Силенциарий Филипп Феор знал Тайну. Еще семь лет тому назад он как-то поутру услышал неподалеку от Консистории[57] шаги варварского княжича и шелест парчи, похожий на шелест лавровых листьев на ночном ветру. Мальчишка крался под занавесями, думая обмануть спафариев у входа в Тронный зал и подсмотреть за василевсом. Это была излюбленная забава всех маленьких варварских рексов, которых держали во дворце. Походка княжича изменилась за последние дни, и теперь звук его шагов не понравился силенциарию. В тот же день он высказал свои опасения Первому хранителю свитков, ведавшему обучением маленьких варварских рексов, которых держали во дворце.
-- Славянский щенок совсем перестал хромать,-- для начала заметил он.
-- Дело пошло быстрее, чем думали,-- остался доволен хранитель.
-- Не перестарались бы мудрые наставники,-- осторожно добавил силенциарий.-- Сегодня он выходил на охоту... однако же, когда подбирался к добыче, слишком рано выпустил когти... и выгнул спину.
Хранитель нахмурился и пристально посмотрел на Филиппа Феора.
-- Он от рождения вспыльчив и склонен к падучей,-- продолжал силенциарий.-- Не в моем ведении... и не мое дело знать, что теперь делают с ним в нижних пределах Халкея... но я предполагаю, что отвары слишком круты... и снадобья слишком сладки на вкус. Его сила и его желания могут проснуться слишком рано. Когда он вернется, его родственики могут заподозрить неладное. Все варвары обладают звериным чутьем... Особенно в своем роду Если случится непоправимое, то с л у ч и т с я слишком поздно.
-- Я передам твои опасения Учителям,-- хмуро пообещал Хранитель опечатанных слов.
Варварскому щенку в тот день удалось подсмотреть, как василевс собственной рукою прикладывает к свитку пурпурную печать. Он мог похвалиться перед сверстниками и подняться в их глазах.
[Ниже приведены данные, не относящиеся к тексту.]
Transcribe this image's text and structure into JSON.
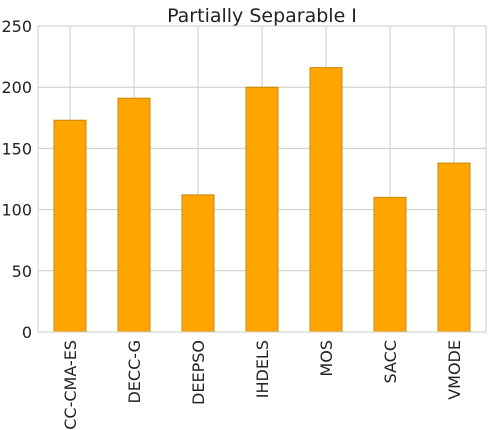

Но он забылся, глядя на мраморно-белую руку василевса и не почувствовал, как пол под ним дрогнул от тяжелой поступи спафария. Княжича высекли, как и полагалось, когда рексов ловили за их забавой. Он укусил дворцового палача за большой палец и не пролил ни одной слезы.
-- Волкодлак,-- и в третий раз повторил силенциарий Филипп Феор.
От горечи он сплюнул и заметил, что плевок его черен, будто он весь день просидел в коптильне.
Теперь страх силенциария гулял под его теплым гиматием, как вездесущий дворцовый сквозняк. Сквозняк то холодил ноги, то леденил сердце, то овевал змеиным дыханием шею и затылок.